Pleshakov tells the story of this journey with exquisite attention to detail, recreating the sordid, depressing life of Russian sailors travelling to their doom. Many perish from heatstroke shoveling coal into the ship’s massive holds. Off the coast of Africa, they are afflicted by mosquitoes, sweltering heat, and mysterious rashes. In Madagascar, brothels and booze provide sailors with some traditional comforts. Pleshakov’s prose is filled with American colloquialisms delivered in an appealing native Russian accent, as when he refers to one woman as “a lioness and a femme fatale looking for a sympathetic shoulder and handsome face.”

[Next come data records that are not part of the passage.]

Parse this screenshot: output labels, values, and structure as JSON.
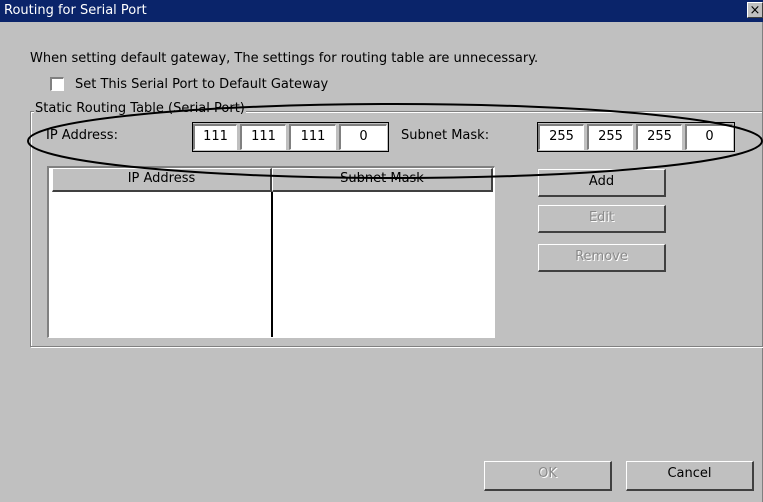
{
  "window": {
    "title": "Routing for Serial Port",
    "close_glyph": "×"
  },
  "notice": "When setting default gateway, The settings for routing table are unnecessary.",
  "default_gateway": {
    "label": "Set This Serial Port to Default Gateway",
    "checked": false
  },
  "static_routing": {
    "group_title": "Static Routing Table (Serial Port)",
    "ip_label": "IP Address:",
    "ip_octets": [
      "111",
      "111",
      "111",
      "0"
    ],
    "mask_label": "Subnet Mask:",
    "mask_octets": [
      "255",
      "255",
      "255",
      "0"
    ],
    "columns": [
      "IP Address",
      "Subnet Mask"
    ],
    "rows": [],
    "buttons": {
      "add": "Add",
      "edit": "Edit",
      "remove": "Remove"
    }
  },
  "footer": {
    "ok": "OK",
    "cancel": "Cancel"
  },
  "colors": {
    "titlebar": "#0a246a",
    "face": "#c0c0c0",
    "annotation": "#000000"
  }
}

This style works well in telling a story; it is less effective in providing historical context. Japan’s Meiji reforms, which enabled its naval supremacy, merit a sentence. Russia’s domestic turmoil is only hazily sketched. Discussions of imperial politics are cartoonish. Of one dispute, Pleshakov writes the “two monarchs were competing in politics like boys comparing who can do more push-ups or whose genitals are bigger.”
Historical context matters, because Tsushima is not just a dramatic tale, but an event of world importance. It led directly to the Russian revolutions of 1905 and 1917. It redirected Russian attention back to the Balkans, which contributed to the outbreak of World War I. Most important of all, the Japanese victory over Russia – the first time an Asian power had defeated a European power – inspired nationalist resistance throughout Asia, sparking the decades-long process of decolonization. In a very real sense, history was changed that hazy afternoon.